The odds are that you will be reading this via a broadband connection, and if you’re not then you are probably watching this screen slowly load as you repeatedly bang your head against your screen at the frustration and annoyance that slow internet speeds nowadays cause.
It’s safe to say that broadband internet connections are brilliant and I’m sure everyone that saves those valuable seconds loading a page would like to thank the people behind it, but they are far from perfect and this is a quick look into the world behind broadband and the problems that the false advertising by the providers is causing. Although, it’s also worth bearing in mind that broadband speeds might vary depending on the time of day.
Firstly a recent survey carried out by ICM that showed that 90% of those surveyed found the advertising done by broadband providers misleading and confusing, mostly with the use of the phrase “up to” which generally indicates the speed if you happen to live right next to a phone exchange box in the middle of London, and 10’s of times faster than you will get in Cumbria – this then raises the question of whether rural broadband should be publicly funded.
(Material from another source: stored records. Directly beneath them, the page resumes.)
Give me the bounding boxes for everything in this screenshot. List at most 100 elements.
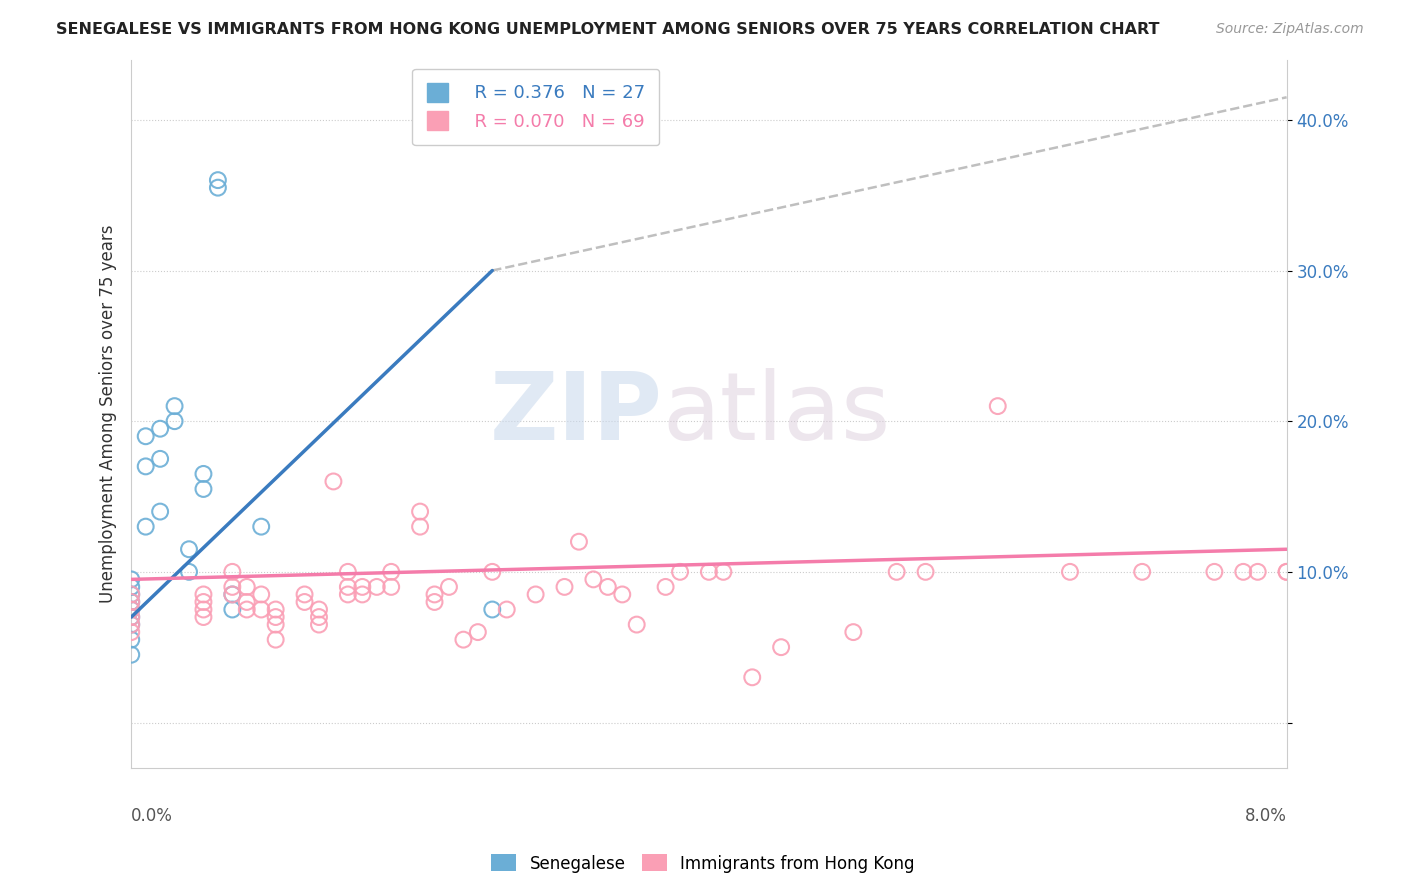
Point — [654, 580, 676, 594]
Text: ZIP: ZIP — [489, 368, 662, 459]
Point — [120, 587, 142, 601]
Point — [120, 617, 142, 632]
Point — [524, 587, 547, 601]
Point — [120, 602, 142, 616]
Point — [423, 595, 446, 609]
Point — [264, 602, 287, 616]
Point — [236, 602, 259, 616]
Point — [163, 414, 186, 428]
Point — [177, 542, 200, 557]
Point — [987, 399, 1010, 413]
Point — [308, 617, 330, 632]
Point — [1275, 565, 1298, 579]
Point — [1232, 565, 1254, 579]
Point — [221, 565, 243, 579]
Text: atlas: atlas — [662, 368, 891, 459]
Point — [626, 617, 648, 632]
Point — [914, 565, 936, 579]
Point — [669, 565, 692, 579]
Point — [380, 565, 402, 579]
Point — [135, 459, 157, 474]
Point — [149, 451, 172, 466]
Point — [221, 587, 243, 601]
Point — [193, 482, 215, 496]
Point — [842, 625, 865, 640]
Point — [568, 534, 591, 549]
Point — [1247, 565, 1270, 579]
Text: 8.0%: 8.0% — [1244, 806, 1286, 824]
Point — [481, 602, 503, 616]
Point — [120, 602, 142, 616]
Point — [697, 565, 720, 579]
Text: 0.0%: 0.0% — [131, 806, 173, 824]
Point — [294, 595, 316, 609]
Point — [1275, 565, 1298, 579]
Point — [236, 595, 259, 609]
Point — [193, 610, 215, 624]
Point — [322, 475, 344, 489]
Point — [264, 632, 287, 647]
Point — [336, 580, 359, 594]
Point — [336, 587, 359, 601]
Point — [250, 587, 273, 601]
Point — [711, 565, 734, 579]
Point — [221, 587, 243, 601]
Point — [193, 467, 215, 481]
Point — [163, 399, 186, 413]
Point — [495, 602, 517, 616]
Point — [409, 519, 432, 533]
Point — [437, 580, 460, 594]
Point — [120, 580, 142, 594]
Point — [1130, 565, 1153, 579]
Point — [294, 587, 316, 601]
Point — [250, 519, 273, 533]
Point — [352, 587, 374, 601]
Point — [120, 587, 142, 601]
Y-axis label: Unemployment Among Seniors over 75 years: Unemployment Among Seniors over 75 years — [100, 225, 117, 603]
Point — [1204, 565, 1226, 579]
Point — [453, 632, 475, 647]
Point — [612, 587, 634, 601]
Point — [120, 595, 142, 609]
Point — [120, 648, 142, 662]
Point — [553, 580, 575, 594]
Point — [1059, 565, 1081, 579]
Point — [380, 580, 402, 594]
Point — [409, 505, 432, 519]
Point — [120, 610, 142, 624]
Point — [582, 573, 605, 587]
Point — [308, 602, 330, 616]
Point — [207, 180, 229, 194]
Text: SENEGALESE VS IMMIGRANTS FROM HONG KONG UNEMPLOYMENT AMONG SENIORS OVER 75 YEARS: SENEGALESE VS IMMIGRANTS FROM HONG KONG … — [56, 22, 1160, 37]
Point — [336, 565, 359, 579]
Point — [120, 573, 142, 587]
Point — [120, 625, 142, 640]
Point — [120, 617, 142, 632]
Point — [193, 602, 215, 616]
Point — [149, 422, 172, 436]
Point — [120, 595, 142, 609]
Point — [467, 625, 489, 640]
Point — [120, 610, 142, 624]
Point — [770, 640, 793, 655]
Point — [481, 565, 503, 579]
Point — [135, 429, 157, 443]
Point — [149, 505, 172, 519]
Point — [596, 580, 619, 594]
Point — [366, 580, 388, 594]
Point — [135, 519, 157, 533]
Point — [193, 587, 215, 601]
Point — [423, 587, 446, 601]
Point — [221, 580, 243, 594]
Point — [886, 565, 908, 579]
Point — [741, 670, 763, 684]
Point — [120, 632, 142, 647]
Legend: Senegalese, Immigrants from Hong Kong: Senegalese, Immigrants from Hong Kong — [485, 847, 921, 880]
Legend:   R = 0.376   N = 27,   R = 0.070   N = 69: R = 0.376 N = 27, R = 0.070 N = 69 — [412, 69, 659, 145]
Point — [352, 580, 374, 594]
Point — [221, 602, 243, 616]
Point — [250, 602, 273, 616]
Point — [177, 565, 200, 579]
Point — [207, 173, 229, 187]
Point — [236, 580, 259, 594]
Consequently people are unsure of what speeds they are actually getting, and therefore find it incredibly difficult to understand the speeds advertised in context which adds even more to the confusion: you can check yours on the likes of www.speedtest.net (I got a far from impressive 1.64Mb/s sat here in Leicestershire) but I imagine very few people realise you can actually do that.
Another recent survey, this one by Ofcom, showed that the percentage of the advertised broadband speeds that people were actually receiving was incredibly small, and that next to nobody was in fact getting the 20-25Mb/s “up to” speeds that were being advertised with certain companies — BT, Talk Talk and O2 were highlighted as being particularly poor.
Talk Talk for example only managed an average of less than 10Mb/s on its 24Mb/s service which is a level of false advertising that you wouldn’t really be able to get away with any other market —imagine buying a Ferrari that only went up to 80mph.
However amidst this slating of broadband providers one has proven to be surprisingly reliable and honest: Virgin Media Broadband.
They were the only company to come close to their advertised speeds with most of their services providing twice the speed of the average competitor. This probably has something to do with the fact that they are they only provider that so far has invested heavily in fibre optic cables (although BT is starting to now) leaving others to use the poor copper telephone wires that generally hit speeds of 6.5Mb/s on 20/24 Mb/s packages.
In fact Virgin Media have been even more honest by actually showing the average speeds achieved by their customers on particular packages — although this is slightly misleading, it is fact the speed that at least 66% of their customers get on average in a particular month, which means that a third of their customers are getting one average less than that, but the figures are good enough really to forgive that: up to 10Mb/s packages receive 9.5Mb/s on average, and even the largest speeds are close with the 50Mb/s advertised speed packages providing 46.2Mb/s on average.
So it’s not all bad news, and with fewer than 10% believing that their provider gives them what they advertise it could be an indication of changing times with more pressure being put on the providers by both the public and the authorities to be more realistic and honest with their speeds, which can only be good for the future.
Which broadband internet provider are you with, whereabouts are you located and what’s your average download speed test result? Are you happy with the service that you get? Would you recommend them to a friend?